The Enduring Love Between ZFF and Taika Waititi – The Premiere of the Hilarious Jojo Rabbit is Next

ZFF has followed the work of New Zealand director Taika Waititi from the very beginnings. His first feature film, Eagle vs Shark, a quirky love story about two completely misfit weirdos, was the biggest hit of the 5th ZFF, way back in 2007, when the festival was still taking place in Zagreb’s Student Center and when the unknown director was ZFF’s guest.

This completely twisted comedy was received with standing ovations by audiences in both the Student Center and at the Sundance Film Festival. It marked the beginning of an impressively creative and cinematographic path of a director prone to combining drama and comedy, which often resulted in excellent dark humor, because, as he himself puts it, such is life itself: it takes place somewhere between the grey tones on the edge of laughter and tears.

Waititi returns to this year’s 17th edition of the Zagreb Film Festival with a new film for the fifth time. The indie jewel Eagle vs Shark was followed by Boy, What We Do in the Shadows and Hunt for the Wilderpeople, and this year in the program Together Again dedicated to the new films by authors which ZFF continuously follows, we are screening his latest film Jojo Rabbit which will premiere in the US just a few weeks before Zagreb.

The new twisted comedy from the workshop of the New Zealand filmmaker and Maori rights and identity advocate, who also identifies as a Polinesian Jew, is set in the 1940’s.
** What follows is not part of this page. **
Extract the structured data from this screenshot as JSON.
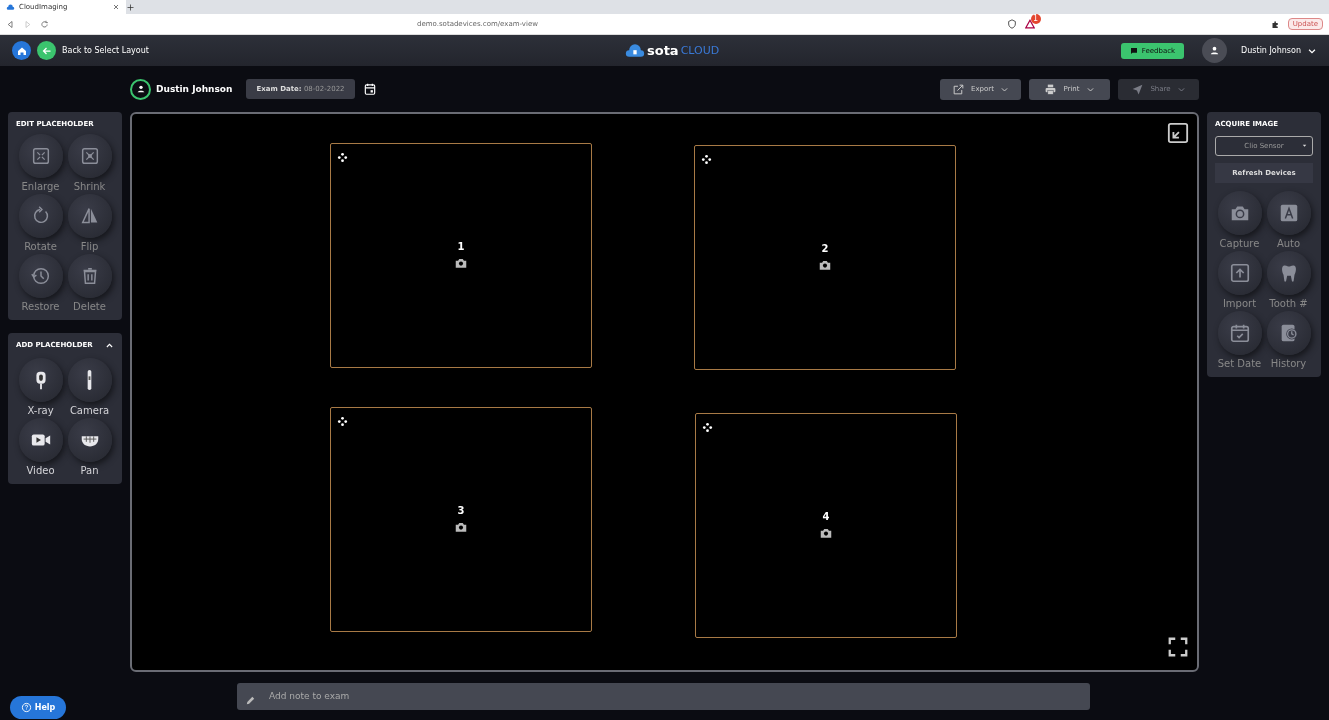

It follows a lonely boy, mocked by his peers because of his timidity (therefore the nickname Jojo Rabbit), also a member of the Nazi youth, while Waititi plays Hitler, in this case the boy’s imaginary and best friend.

Although a comedy, the film is already surrounded with numerous controversies, in which some accused Waititi for participating in kiwi washing, and his response was very simple – there is no greater insult to Hitler than to be portrayed by a Polinesian Jew such as himself. The film also won the prestigious People’s Choice Award at the Toronto Film Festival, which is often a precursor for an Oscar nomination.

Although he built his career on the twisted, the quirky and comical, the independent and low-budget, Taika Waititi is a director who is currently in the middle of his rapid success. In the last few years, he has directed highly commercial Hollywood projects such as the Disney’s Star Wars series The Mandalorian or the Avengers sequel, Team Thor.